Cármen Lúcia aponta violação à Constituição na política ambiental de Bolsonaro

Para ministra, governo tronou-se réu confesso que assumiu os crimes cometidos no setor ambiental - Foto: Reprodução/STF

Em seu relatório, ministra do STF disse que há no país um quadro de “cupinização institucional”, que ficaria configurado pela corrosão invisível das instituições

Durante seu julgamento na última quinta-feira (31), a ministra do Supremo Tribunal Federal (STF) Cármen Lúcia reconheceu que há uma violação sistemática de vários princípios constitucionais na política ambiental do governo Jair Bolsonaro. Segundo a ministra, está configurado o chamado “estado de coisas inconstitucional” nas ações ambientais definidas pelo governo federal nos últimos anos.

A declaração foi dada durante o voto de Cármen Lúcia, relatora de parte do chamado “pacote verde”. Os sete processos em julgamento contestam diversas políticas ambientais adotadas pelo governo Bolsonaro. A análise das ações começou na última quarta (30) e deve prosseguir na próxima semana.

O estado de coisas inconstitucional surgiu a partir de decisões da Corte Constitucional Colombiana e foi reconhecido, pela primeira vez, no STF, quando a Corte analisou a situação do sistema prisional. Ele é caracterizado por uma violação massiva, sistemática e generalizada de direitos fundamentais, com potencial para atingir um grande número de pessoas.

Não é frequente o STF reconhecer o estado de coisas inconstitucional. Na prática, quando isso acontece, o Poder Judiciário fica autorizado a estabelecer diálogo com os demais Poderes, fixando e acompanhando medidas em busca de concretização de direitos fundamentais.

A ministra começou ler seu voto como relatora de duas ações: A que acusa o governo federal de omissão no combate ao desmatamento; e a que discute o Descumprimento de Preceito Fundamental 760, pedidos pelos partidos PSB, Rede Sustentabilidade, PDT, PT, Psol, PCdoB e PV para que a corte determine à União e aos órgãos e às entidades federais competentes que executem, de maneira efetiva, o Plano de Ação para Prevenção e Controle do Desmatamento na Amazônia (PPCDAm).

Na primeira parte de seu voto, a ministra defendeu que o Estado não pode retroceder na preservação ambiental e que é obrigação do poder público garantir a preservação do meio ambiente com uma atuação eficiente.

Segundo a relatora, o enfraquecimento do quadro normativo em matéria ambiental é a comprovação sobre o estado de coisas inconstitucional em matéria ambiental no Brasil.

E que isso ocorre, por exemplo, quando há a redução da fiscalização, ausência de cumprimento dos recursos orçamentários, a ausência de um plano de combate ao desmatamento.

“Aqui estamos falando de um estado de coisas inconstitucional porque propicia a mudança do modus operandi [modo de ação] dos desmatadores.
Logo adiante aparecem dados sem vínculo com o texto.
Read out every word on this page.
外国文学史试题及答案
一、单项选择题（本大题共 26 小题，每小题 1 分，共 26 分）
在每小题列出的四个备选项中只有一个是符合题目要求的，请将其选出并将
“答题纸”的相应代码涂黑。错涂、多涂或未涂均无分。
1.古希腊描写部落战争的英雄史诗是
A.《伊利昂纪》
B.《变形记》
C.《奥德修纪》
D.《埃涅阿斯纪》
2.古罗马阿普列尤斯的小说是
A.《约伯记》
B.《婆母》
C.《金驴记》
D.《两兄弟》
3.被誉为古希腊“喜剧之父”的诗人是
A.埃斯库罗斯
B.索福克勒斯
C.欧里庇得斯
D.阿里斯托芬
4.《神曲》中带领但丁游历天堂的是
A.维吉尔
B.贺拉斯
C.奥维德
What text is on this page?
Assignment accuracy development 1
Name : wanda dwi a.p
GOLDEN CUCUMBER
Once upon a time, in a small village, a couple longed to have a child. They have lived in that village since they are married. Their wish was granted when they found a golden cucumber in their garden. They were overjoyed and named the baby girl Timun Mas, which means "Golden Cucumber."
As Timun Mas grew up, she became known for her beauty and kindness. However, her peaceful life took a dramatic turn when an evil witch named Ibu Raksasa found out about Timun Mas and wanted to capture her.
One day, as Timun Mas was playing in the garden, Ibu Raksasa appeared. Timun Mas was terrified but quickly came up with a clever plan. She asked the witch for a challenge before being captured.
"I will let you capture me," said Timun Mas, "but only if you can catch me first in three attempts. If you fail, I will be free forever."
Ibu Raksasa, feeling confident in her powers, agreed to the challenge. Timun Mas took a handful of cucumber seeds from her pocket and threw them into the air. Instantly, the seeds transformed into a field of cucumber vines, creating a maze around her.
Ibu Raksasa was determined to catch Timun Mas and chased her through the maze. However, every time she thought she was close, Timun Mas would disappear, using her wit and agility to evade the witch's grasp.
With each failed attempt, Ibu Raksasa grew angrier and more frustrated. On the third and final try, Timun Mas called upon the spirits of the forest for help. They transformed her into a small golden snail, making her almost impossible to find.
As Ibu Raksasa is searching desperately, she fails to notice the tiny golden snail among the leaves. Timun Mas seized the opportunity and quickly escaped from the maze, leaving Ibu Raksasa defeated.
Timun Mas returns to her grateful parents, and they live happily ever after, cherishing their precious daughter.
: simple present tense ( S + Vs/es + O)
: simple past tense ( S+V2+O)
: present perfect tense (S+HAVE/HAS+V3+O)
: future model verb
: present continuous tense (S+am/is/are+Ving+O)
A ecocriminalidade deve ser restringida e punida no devido processo legal”, afirmou a ministra.

Cármen Lúcia disse ainda que há no país um quadro de “cupinização institucional”, que ficaria configurado pela corrosão invisível das instituições.

“O que são esses cupins? O cupim do autoritarismo, o cupim do populismo, o cupim de interesses pessoais, o cupim da ineficiência administrativa. Tudo isso ajuda a construir um quadro que faz com que não se tenha cumprimento objetivo garantido, de conteúdo, da matéria constitucional”, disse.

RÉU CONFESSO

No julgamento, Cármen Lúcia afirmou que o governo é “réu confesso” ao criticar uma declaração do ministro da Economia, Paulo Guedes, que classificou o Brasil como um pequeno transgressor ambiental.

Cármen Lúcia citou diversos dados que demonstram o aumento do desmatamento da Amazônia desde 2015 e, especialmente, 2018. De acordo com ela, houve uma mudança no modus operandi do governo desde então, atingindo áreas de preservação e terras indígenas.

Por isso, a Amazônia está próxima ao ponto de não retorno, o qual, se ultrapassado, não pode ser revertido, mencionou a ministra. Nesse caso, haveria a savanização da Amazônia, que ficaria semelhante ao cerrado.

A ministra aceitou o argumento dos partidos de que existe um estado de coisas inconstitucional em matéria ambiental no Brasil e que, conforme alegado, há redução da fiscalização, abandono do PPCDAm sem a substituição por plano comprovadamente eficiente e eficaz, ausência de cumprimento dos recursos orçamentários, bem como enfraquecimento do quadro normativo ambiental pelas normas infraconstitucionais.

O voto da relatora terá continuidade na próxima quarta-feira (6).